Number of training epochs. Change it based on the actual situation. An epoch is a process where all training samples are trained once.

Number of training steps.

(Either one). If both parameters are set, only max_steps takes effect.

backend_config.training.overwrite_cache

true

Specifies whether to overwrite the cache. If this parameter is set to overwrite_cache, the cache is overwritten during training. This is usually used when the dataset changes or the cache needs to be regenerated.

backend_config.training.preprocessing_num_workers

16

Number of worker threads for preprocessing data. As the number of threads increases, the preprocessing speed increases, but the memory usage also increases.

backend_config.training.per_device_train_batch_size

1

Batch size for training on each device.

backend_config.training.gradient_accumulation_steps

8

Number of gradient accumulation steps. This can increase the batch size without increasing the memory consumption.

backend_config.training.logging_steps

2

Number of interval steps for outputting logs during model training. Logs include information such as the training progress, learning rate, and loss value. You are advised to set this parameter.

backend_config.training.save_steps

5000

Number of interval steps for saving a model during model training. Saved models can be used for subsequent training.

  • If the parameter value is greater than or equal to max_steps, only the last version of the model that has been trained for TRAIN_ITERS times is saved.
  • If the parameter value is less than max_steps, the model version is saved every save_steps times.

Number of saved model versions = max_steps/save_steps

+1

backend_config.training.save_total_limit

0

Controls the number of times that the weight version is saved.

  • It has no impact if left unset or given a value of zero or less.
  • The parameter value must be less than or equal to max_steps/save_steps + 1.
  • If the parameter value is greater than 1, the number of model version saving times is the same as the value of save_total_limit.

backend_config.training.plot_loss

true

Specifies whether to draw the loss curve. If this parameter is set to true, the loss curve is saved as an image after the training is complete.

backend_config.training.overwrite_output_dir

true

Specifies whether to overwrite the output directory. The default value is true. If this parameter is set to true, the output directory is cleared at the beginning of each training. If this parameter is set to false, the system loads the most recent training weights saved after an interruption and resumes training. Set resume_from_checkpoint to enable fast fault recovery.

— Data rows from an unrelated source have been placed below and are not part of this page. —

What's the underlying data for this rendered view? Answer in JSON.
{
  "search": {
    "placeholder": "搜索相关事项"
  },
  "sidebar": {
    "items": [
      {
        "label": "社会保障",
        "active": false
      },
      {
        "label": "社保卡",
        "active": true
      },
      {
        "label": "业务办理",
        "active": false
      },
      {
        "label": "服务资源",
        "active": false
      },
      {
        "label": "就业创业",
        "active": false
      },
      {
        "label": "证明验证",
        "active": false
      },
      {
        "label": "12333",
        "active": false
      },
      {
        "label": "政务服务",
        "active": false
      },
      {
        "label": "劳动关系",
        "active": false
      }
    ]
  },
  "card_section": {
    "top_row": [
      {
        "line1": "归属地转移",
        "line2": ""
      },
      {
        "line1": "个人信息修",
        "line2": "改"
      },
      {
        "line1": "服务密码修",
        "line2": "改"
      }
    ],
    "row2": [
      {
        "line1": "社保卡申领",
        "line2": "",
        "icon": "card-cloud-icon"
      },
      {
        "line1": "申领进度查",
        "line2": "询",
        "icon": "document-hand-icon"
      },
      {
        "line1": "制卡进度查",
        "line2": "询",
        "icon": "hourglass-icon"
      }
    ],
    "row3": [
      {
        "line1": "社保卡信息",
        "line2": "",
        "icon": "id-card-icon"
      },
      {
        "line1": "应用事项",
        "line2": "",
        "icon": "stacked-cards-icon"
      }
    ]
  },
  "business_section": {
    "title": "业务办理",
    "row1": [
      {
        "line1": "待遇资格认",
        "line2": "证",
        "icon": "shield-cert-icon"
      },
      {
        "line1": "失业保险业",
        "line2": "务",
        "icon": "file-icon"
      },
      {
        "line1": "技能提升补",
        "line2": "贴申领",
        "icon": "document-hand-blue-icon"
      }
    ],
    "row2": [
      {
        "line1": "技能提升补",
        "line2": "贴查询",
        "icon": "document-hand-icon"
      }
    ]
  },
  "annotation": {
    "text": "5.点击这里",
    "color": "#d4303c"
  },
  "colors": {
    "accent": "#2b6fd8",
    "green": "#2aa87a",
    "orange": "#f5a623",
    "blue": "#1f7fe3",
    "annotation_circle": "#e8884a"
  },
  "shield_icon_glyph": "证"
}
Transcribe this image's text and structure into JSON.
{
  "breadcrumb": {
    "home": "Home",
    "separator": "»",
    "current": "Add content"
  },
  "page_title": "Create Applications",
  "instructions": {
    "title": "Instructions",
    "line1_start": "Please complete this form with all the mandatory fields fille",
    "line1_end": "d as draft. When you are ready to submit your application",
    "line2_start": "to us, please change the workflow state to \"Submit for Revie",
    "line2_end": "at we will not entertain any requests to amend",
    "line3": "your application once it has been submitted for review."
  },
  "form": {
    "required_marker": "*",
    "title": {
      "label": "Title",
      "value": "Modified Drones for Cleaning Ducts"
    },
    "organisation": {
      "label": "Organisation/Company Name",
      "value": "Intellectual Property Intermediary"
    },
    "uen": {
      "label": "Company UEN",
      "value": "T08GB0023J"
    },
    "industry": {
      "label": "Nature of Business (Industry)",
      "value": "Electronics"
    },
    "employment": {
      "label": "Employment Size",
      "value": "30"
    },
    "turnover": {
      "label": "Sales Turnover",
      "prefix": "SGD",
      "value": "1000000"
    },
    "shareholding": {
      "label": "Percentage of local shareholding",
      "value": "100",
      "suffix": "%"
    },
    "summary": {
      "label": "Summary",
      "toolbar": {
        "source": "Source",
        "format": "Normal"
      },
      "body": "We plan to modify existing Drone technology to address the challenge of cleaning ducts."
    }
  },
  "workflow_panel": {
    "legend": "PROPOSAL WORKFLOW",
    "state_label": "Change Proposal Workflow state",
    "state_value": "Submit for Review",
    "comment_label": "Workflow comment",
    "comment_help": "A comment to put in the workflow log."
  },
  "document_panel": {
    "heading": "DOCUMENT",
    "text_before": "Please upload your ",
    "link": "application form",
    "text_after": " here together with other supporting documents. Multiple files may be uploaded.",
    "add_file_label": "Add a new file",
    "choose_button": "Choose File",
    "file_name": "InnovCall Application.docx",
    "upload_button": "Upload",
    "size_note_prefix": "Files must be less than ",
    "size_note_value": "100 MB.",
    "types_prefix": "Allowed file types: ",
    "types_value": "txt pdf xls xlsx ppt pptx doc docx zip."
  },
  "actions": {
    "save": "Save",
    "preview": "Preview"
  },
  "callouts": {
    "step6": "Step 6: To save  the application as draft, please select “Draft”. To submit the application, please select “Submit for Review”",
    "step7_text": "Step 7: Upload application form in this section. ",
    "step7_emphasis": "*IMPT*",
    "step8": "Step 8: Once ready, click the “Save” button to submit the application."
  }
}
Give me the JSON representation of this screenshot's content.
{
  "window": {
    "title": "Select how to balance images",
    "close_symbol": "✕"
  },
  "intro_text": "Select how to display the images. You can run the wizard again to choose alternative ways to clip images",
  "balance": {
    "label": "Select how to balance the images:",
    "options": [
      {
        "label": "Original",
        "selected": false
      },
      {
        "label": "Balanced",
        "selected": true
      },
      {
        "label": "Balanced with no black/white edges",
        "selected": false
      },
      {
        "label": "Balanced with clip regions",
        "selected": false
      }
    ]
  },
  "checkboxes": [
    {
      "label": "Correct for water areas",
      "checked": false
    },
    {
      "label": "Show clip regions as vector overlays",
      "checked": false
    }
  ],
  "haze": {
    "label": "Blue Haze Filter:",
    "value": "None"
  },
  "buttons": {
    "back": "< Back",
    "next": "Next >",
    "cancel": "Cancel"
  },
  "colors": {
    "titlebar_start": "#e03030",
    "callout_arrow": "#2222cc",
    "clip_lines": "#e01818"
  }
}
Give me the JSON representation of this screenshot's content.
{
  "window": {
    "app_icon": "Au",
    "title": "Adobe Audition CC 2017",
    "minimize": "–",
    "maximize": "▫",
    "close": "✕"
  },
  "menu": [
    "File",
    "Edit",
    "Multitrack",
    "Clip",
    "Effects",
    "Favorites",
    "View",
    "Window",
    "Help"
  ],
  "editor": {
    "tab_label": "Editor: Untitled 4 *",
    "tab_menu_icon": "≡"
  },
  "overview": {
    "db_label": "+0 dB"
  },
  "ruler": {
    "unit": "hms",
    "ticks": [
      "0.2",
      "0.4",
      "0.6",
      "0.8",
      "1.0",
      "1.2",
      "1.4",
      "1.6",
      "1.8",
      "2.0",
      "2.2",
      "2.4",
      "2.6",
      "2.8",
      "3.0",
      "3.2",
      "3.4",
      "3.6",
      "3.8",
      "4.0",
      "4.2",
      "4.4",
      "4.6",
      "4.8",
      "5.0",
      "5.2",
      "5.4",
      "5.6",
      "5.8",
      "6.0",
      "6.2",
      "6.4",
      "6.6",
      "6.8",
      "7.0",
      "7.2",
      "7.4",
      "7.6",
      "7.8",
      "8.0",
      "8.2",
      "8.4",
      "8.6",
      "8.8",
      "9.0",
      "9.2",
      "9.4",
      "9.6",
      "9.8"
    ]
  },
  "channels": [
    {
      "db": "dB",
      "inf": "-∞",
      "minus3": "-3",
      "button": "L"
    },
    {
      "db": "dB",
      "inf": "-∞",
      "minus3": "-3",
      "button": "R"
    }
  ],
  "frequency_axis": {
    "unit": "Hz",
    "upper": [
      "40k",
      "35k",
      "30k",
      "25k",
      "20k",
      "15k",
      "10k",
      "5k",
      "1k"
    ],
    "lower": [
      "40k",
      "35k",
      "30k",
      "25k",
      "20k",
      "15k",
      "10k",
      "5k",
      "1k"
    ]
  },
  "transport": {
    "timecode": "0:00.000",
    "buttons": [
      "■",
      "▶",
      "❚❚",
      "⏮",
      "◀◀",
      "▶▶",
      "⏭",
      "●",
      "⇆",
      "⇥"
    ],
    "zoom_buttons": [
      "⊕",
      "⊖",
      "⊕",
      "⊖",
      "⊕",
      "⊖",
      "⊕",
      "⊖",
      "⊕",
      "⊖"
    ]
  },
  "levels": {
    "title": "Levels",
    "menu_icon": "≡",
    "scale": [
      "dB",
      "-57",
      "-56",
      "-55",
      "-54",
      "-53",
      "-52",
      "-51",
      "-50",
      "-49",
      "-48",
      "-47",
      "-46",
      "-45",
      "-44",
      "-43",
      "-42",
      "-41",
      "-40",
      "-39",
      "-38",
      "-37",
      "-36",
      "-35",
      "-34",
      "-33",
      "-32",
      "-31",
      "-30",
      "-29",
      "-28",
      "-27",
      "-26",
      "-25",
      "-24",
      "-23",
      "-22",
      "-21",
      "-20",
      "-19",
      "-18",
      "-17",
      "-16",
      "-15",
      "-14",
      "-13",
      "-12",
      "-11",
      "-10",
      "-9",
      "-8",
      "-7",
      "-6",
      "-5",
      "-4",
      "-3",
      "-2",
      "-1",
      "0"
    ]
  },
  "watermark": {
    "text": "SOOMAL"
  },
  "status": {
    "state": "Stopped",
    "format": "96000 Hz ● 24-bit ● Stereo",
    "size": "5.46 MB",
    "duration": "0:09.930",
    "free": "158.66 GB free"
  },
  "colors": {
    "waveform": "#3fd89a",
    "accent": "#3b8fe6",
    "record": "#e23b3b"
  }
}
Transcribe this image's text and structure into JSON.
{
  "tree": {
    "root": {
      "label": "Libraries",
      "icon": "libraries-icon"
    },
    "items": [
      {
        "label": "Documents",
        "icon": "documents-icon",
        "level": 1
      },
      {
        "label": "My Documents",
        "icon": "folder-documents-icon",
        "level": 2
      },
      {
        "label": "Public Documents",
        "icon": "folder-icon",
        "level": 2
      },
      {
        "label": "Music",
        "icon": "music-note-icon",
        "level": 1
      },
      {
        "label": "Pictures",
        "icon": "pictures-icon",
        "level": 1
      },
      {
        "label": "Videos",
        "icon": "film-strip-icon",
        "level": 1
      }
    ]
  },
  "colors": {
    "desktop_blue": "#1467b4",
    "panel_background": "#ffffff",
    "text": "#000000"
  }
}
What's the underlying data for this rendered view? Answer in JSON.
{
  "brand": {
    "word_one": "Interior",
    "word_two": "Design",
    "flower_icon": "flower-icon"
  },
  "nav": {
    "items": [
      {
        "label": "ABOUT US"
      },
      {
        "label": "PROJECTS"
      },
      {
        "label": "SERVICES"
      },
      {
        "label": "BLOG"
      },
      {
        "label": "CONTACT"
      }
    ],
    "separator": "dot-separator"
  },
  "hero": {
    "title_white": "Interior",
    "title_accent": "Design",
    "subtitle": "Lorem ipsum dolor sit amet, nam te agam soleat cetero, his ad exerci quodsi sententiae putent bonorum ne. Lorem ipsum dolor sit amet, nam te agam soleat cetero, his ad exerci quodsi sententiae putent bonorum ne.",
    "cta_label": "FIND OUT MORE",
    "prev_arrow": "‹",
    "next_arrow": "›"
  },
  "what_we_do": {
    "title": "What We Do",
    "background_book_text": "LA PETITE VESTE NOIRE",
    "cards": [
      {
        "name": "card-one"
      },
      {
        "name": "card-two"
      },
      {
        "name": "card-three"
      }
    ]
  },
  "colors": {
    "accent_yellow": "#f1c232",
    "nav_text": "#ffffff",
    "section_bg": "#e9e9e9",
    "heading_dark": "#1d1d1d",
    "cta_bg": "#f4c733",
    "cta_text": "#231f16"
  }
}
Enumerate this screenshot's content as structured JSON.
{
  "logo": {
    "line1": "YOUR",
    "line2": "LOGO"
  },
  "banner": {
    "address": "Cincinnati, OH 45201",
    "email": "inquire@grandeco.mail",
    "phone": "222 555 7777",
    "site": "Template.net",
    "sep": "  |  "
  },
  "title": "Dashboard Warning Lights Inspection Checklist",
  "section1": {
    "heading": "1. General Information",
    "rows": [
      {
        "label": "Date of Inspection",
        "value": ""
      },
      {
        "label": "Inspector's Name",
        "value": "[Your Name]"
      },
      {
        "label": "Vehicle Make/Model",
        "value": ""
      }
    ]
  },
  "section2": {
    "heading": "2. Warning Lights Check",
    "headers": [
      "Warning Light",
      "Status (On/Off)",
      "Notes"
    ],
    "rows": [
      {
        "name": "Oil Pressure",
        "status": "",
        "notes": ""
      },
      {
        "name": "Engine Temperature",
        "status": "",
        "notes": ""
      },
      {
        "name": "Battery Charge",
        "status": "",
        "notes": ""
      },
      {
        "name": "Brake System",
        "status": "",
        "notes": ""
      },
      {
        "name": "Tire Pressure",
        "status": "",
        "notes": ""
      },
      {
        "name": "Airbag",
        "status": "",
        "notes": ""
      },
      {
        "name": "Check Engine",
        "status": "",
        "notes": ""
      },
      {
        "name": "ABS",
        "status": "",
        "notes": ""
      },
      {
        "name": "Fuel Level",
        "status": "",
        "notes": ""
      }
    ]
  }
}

backend_config.training.resume_from_checkpoint

{output_dir}/checkpoint-xx

Resumable training: Resumes an unexpectedly stopped training job by loading weights from the checkpoint-xx folder. This setting lets you continue training from where it left off. This parameter takes precedence over overwrite_output_dir.

backend_config.training.bf16/fp16

true

(Optional) Precision format, which defaults to bf16.

backend_config.training.learning_rate

2.0e-5

Specifies the learning rate.

backend_config.training.disable_gradient_checkpointing

true

Specifies whether to disable gradient checkpointing. By default, gradient checkpointing is enabled. It saves the model's state during deep learning training for easy restoration later. While this reduces memory usage, particularly with large models, it may impact performance. True: Gradient checkpointing is disabled.

backend_config.training.include_tokens_per_second

backend_config.training.include_num_input_tokens_seen

true

Tokens processed per second and input tokens encountered during training. This parameter is used to measure the performance.

backend_config.lora_merge.export_dir

${af_output_dir}/lora_merged

Specifies where to save the combined weights after merging LoRA weights with the original model during fine-tuning.

backend_config.training.recompute_layers_ratio

Float value range: [0,1]

Specifies how many layers use recomputation. If you have enough video memory, adjusting this value helps maximize unused memory for better performance.

It will not work if disable_gradient_checkpointing is set true.